13 février 2013·Deutsch·Zurich·Obergericht Zivilkammern·PDF·1,295 mots·~6 min·3

Résumé

Vollstreckung (Besuchsrecht, Kostenfolgen)

Texte intégral

Obergericht des Kantons Zürich I. Zivilkammer

Geschäfts-Nr.: RV120015-O/U

Mitwirkend: Oberrichter Dr. R. Klopfer, Vorsitzender, Ersatzoberrichter Dr. S. Mazan und Ersatzoberrichterin lic. iur. R. Blesi Keller sowie Gerichtsschreiber lic. iur. Ch.
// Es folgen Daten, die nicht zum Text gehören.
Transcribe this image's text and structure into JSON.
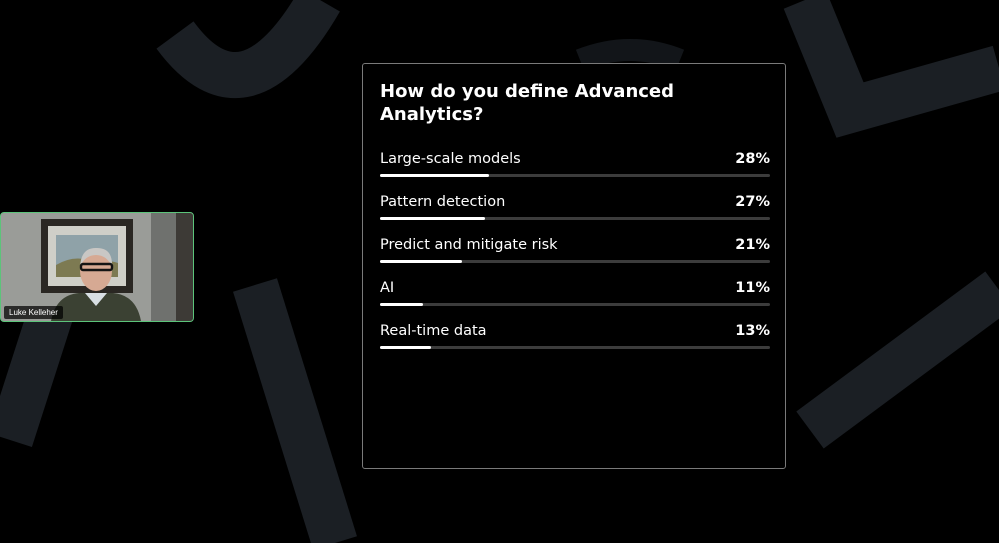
{
  "poll": {
    "question": "How do you define Advanced Analytics?",
    "options": [
      {
        "label": "Large-scale models",
        "percent_label": "28%",
        "percent": 28
      },
      {
        "label": "Pattern detection",
        "percent_label": "27%",
        "percent": 27
      },
      {
        "label": "Predict and mitigate risk",
        "percent_label": "21%",
        "percent": 21
      },
      {
        "label": "AI",
        "percent_label": "11%",
        "percent": 11
      },
      {
        "label": "Real-time data",
        "percent_label": "13%",
        "percent": 13
      }
    ]
  },
  "speaker": {
    "name": "Luke Kelleher"
  },
  "colors": {
    "background": "#000000",
    "decorative_shapes": "#1b1f24",
    "bar_fill": "#ffffff",
    "bar_track": "#3c3c3c",
    "speaker_border": "#5cc47a"
  }
}
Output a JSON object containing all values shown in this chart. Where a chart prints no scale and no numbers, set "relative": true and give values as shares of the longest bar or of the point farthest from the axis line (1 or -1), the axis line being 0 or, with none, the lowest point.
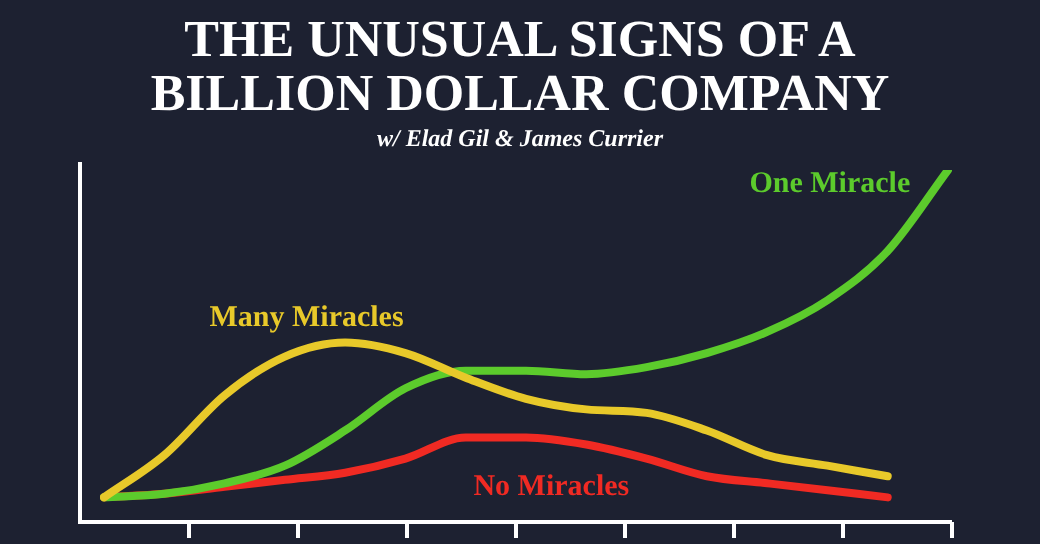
{
  "chart_data": {
    "type": "line",
    "title": "THE UNUSUAL SIGNS OF A BILLION DOLLAR COMPANY",
    "subtitle": "w/ Elad Gil & James Currier",
    "relative": true,
    "legend": false,
    "marker": "none",
    "line_style": "solid",
    "categories": [
      null,
      null,
      null,
      null,
      null,
      null,
      null,
      null,
      null,
      null,
      null,
      null,
      null,
      null,
      null
    ],
    "series": [
      {
        "name": "Many Miracles",
        "color": "#e8c92a",
        "values": [
          0.07,
          0.19,
          0.36,
          0.47,
          0.51,
          0.48,
          0.41,
          0.35,
          0.32,
          0.31,
          0.26,
          0.19,
          0.16,
          0.13,
          null
        ]
      },
      {
        "name": "One Miracle",
        "color": "#5ccb2c",
        "values": [
          0.07,
          0.08,
          0.11,
          0.16,
          0.26,
          0.38,
          0.43,
          0.43,
          0.42,
          0.44,
          0.48,
          0.54,
          0.63,
          0.77,
          1
        ]
      },
      {
        "name": "No Miracles",
        "color": "#f02a23",
        "values": [
          0.07,
          0.08,
          0.1,
          0.12,
          0.14,
          0.18,
          0.24,
          0.24,
          0.22,
          0.18,
          0.13,
          0.11,
          0.09,
          0.07,
          null
        ]
      }
    ]
  }
}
Büchi Urteil vom 13. Februar 2013

in Sachen

A._____, Gesuchstellerin und Beschwerdeführerin

gegen

B._____, Gesuchsgegner und Beschwerdegegner

betreffend Vollstreckung (Besuchsrecht, Kostenfolgen) Beschwerde gegen ein Urteil des Einzelgerichts im summarischen Verfahren am Bezirksgericht Hinwil vom 21. Dezember 2012 (EZ120004)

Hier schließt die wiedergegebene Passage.